We present an approach to assess and compare risk from climate change among multiple species through a risk matrix, in which managers can quickly prioritize for species that need to have strategies developed, evaluated further, or watched. We base the matrix upon earlier work towards the National Climate Assessment for potential damage to infrastructures from climate change. Risk is defined here as the product of the likelihood of an event occurring and the consequences or impact of that event.
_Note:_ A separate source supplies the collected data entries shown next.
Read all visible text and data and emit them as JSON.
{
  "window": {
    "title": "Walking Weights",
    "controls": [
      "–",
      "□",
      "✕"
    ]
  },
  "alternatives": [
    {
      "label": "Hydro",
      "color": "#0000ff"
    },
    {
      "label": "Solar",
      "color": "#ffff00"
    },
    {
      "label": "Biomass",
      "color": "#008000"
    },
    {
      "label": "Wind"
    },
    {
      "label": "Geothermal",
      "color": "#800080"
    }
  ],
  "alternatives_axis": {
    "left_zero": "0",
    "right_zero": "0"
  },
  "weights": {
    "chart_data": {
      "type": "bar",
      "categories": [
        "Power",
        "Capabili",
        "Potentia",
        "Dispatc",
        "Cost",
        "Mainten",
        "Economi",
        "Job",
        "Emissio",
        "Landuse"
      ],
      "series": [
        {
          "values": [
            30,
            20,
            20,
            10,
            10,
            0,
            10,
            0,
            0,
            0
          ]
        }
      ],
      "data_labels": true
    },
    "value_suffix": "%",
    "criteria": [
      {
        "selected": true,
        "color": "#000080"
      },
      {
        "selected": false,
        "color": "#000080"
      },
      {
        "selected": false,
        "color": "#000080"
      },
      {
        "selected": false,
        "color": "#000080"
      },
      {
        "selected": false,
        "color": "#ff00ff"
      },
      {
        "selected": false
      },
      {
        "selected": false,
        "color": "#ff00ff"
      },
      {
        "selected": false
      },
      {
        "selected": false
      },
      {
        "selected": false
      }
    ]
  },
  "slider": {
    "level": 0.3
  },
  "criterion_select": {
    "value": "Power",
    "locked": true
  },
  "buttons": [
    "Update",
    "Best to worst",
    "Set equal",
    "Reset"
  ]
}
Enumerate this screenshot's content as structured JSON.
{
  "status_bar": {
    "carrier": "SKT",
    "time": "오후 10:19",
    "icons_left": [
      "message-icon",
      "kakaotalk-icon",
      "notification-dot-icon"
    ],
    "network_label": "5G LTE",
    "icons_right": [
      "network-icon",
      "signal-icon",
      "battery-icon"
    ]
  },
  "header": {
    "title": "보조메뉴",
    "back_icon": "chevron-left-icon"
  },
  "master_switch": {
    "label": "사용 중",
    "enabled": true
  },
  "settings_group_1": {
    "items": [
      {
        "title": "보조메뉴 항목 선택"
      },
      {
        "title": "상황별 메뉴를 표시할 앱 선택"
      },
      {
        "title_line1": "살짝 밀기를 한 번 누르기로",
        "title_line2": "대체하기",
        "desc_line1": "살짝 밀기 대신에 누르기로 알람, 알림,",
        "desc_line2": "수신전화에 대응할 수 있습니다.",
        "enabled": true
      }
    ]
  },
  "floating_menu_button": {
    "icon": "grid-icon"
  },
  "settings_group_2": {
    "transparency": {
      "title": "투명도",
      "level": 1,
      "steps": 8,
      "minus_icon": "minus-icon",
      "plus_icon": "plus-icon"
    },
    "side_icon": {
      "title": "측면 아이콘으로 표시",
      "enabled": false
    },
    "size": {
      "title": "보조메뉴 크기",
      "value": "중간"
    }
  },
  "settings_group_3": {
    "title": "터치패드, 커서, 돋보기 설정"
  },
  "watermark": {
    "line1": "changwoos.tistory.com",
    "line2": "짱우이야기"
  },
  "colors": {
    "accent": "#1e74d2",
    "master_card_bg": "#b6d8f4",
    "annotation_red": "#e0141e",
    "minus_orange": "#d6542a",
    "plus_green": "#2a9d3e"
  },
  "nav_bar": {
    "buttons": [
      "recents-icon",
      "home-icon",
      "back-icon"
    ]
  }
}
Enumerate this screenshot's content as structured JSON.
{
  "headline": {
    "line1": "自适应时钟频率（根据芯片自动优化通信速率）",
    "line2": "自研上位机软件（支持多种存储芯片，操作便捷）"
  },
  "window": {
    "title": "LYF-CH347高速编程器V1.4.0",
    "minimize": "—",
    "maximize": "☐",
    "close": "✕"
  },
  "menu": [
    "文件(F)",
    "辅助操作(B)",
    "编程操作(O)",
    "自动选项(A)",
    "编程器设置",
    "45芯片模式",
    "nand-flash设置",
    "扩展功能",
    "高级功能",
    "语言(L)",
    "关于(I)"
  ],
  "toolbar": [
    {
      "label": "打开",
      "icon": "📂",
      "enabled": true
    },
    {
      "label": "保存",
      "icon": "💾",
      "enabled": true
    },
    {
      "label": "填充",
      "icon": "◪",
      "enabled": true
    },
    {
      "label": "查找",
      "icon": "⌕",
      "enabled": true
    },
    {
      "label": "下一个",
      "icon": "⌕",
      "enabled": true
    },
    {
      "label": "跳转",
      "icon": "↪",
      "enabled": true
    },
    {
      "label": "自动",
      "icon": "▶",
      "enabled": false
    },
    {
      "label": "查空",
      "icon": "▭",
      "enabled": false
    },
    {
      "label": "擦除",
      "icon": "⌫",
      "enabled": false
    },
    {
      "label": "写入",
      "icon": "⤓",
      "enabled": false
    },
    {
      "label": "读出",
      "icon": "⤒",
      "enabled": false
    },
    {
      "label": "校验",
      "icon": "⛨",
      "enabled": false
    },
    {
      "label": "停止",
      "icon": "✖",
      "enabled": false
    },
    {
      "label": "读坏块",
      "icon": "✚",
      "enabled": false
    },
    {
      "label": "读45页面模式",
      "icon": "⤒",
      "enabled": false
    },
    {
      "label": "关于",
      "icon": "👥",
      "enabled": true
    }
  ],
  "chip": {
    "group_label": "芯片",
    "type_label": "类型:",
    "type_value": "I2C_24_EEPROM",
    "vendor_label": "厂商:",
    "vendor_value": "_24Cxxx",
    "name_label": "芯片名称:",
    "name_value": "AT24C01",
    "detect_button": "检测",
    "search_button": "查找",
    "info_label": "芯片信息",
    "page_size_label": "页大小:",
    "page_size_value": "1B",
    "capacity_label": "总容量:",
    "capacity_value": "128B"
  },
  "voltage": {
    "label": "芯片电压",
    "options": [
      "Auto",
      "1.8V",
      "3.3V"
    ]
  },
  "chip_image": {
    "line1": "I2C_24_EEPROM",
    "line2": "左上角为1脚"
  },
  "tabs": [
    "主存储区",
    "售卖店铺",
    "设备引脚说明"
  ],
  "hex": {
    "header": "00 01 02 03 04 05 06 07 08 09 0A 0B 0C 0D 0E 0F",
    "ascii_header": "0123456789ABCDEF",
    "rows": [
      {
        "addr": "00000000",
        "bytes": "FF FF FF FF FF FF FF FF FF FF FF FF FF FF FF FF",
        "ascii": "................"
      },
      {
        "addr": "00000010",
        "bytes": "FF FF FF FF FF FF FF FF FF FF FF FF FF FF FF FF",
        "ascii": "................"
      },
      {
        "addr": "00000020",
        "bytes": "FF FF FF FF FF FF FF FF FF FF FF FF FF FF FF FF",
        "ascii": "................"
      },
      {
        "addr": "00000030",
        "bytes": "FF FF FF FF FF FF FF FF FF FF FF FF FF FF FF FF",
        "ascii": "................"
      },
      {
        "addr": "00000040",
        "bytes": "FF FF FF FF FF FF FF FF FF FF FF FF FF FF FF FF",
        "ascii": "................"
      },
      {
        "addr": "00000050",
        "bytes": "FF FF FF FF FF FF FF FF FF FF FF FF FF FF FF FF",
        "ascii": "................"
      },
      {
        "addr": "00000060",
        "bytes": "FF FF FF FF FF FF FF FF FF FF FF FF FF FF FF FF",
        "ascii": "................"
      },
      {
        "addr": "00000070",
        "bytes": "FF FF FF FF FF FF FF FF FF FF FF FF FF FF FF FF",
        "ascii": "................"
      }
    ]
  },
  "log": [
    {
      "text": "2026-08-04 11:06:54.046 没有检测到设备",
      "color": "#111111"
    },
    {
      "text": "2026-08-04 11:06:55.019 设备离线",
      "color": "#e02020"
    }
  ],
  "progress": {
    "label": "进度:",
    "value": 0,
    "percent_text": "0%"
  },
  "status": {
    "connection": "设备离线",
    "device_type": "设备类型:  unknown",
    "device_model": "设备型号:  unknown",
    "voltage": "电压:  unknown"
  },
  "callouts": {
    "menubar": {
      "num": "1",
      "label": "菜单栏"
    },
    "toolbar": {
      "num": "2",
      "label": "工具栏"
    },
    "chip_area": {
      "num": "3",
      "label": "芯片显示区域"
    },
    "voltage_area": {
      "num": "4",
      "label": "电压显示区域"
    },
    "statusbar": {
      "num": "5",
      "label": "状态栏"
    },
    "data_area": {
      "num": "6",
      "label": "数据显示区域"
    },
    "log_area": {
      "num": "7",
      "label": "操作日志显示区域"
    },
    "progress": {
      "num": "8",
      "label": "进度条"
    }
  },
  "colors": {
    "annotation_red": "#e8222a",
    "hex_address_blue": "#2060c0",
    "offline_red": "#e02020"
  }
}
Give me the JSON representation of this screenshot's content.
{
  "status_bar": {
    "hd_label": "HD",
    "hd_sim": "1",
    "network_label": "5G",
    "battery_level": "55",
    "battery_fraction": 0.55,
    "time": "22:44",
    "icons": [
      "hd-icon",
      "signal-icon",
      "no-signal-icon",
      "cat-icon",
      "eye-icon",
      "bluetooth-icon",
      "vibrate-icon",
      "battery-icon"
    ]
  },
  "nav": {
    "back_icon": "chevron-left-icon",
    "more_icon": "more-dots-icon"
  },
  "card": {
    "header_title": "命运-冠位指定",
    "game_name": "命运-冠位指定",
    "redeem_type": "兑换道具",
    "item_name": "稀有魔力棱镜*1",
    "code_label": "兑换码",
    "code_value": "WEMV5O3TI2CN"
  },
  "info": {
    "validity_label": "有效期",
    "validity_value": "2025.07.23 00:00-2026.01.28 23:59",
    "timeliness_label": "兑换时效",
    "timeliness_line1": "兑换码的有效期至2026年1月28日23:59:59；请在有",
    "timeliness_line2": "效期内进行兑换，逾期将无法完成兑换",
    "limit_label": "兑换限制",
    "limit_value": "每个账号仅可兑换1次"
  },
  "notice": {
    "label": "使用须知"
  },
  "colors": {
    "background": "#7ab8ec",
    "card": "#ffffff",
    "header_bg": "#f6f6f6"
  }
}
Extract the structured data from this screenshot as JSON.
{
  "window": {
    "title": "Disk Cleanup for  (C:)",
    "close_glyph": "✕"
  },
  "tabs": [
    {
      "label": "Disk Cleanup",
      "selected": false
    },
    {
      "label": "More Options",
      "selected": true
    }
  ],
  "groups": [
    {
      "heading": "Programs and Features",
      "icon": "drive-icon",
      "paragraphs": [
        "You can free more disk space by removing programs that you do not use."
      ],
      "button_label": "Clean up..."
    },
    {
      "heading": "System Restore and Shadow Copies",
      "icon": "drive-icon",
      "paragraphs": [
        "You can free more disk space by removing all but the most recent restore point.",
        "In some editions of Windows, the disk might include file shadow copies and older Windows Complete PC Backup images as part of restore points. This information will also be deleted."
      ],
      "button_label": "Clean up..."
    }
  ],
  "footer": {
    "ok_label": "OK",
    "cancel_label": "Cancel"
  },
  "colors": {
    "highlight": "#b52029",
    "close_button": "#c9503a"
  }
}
In the context of species habitats, the likelihood component is related to the potential changes in suitable habitat modeled at various times during this century. Consequences are related to the adaptability of the species to cope with the changes, especially the increasing intensity and/or frequency of disturbance events that are projected. We derived consequence scores from nine biological and 12 disturbance characteristics that were pulled from literature for each species. All data were generated from an atlas of climate change for 134 trees of the eastern United States ( ). We show examples which depict a wide range of risk for tree species of northern Wisconsin, including species that may gain substantial habitat as well as lose substantial habitat, both of which will require the development of strategies to help the ecosystems adapt to such changes. Copyright U.S. Government 2012

Suggested Citation

  • Louis Iverson & Stephen Matthews & Anantha Prasad & Matthew Peters & Gary Yohe, 2012. "Development of risk matrices for evaluating climatic change responses of forested habitats," Climatic Change, Springer, vol. 114(2), pages 231-243, September.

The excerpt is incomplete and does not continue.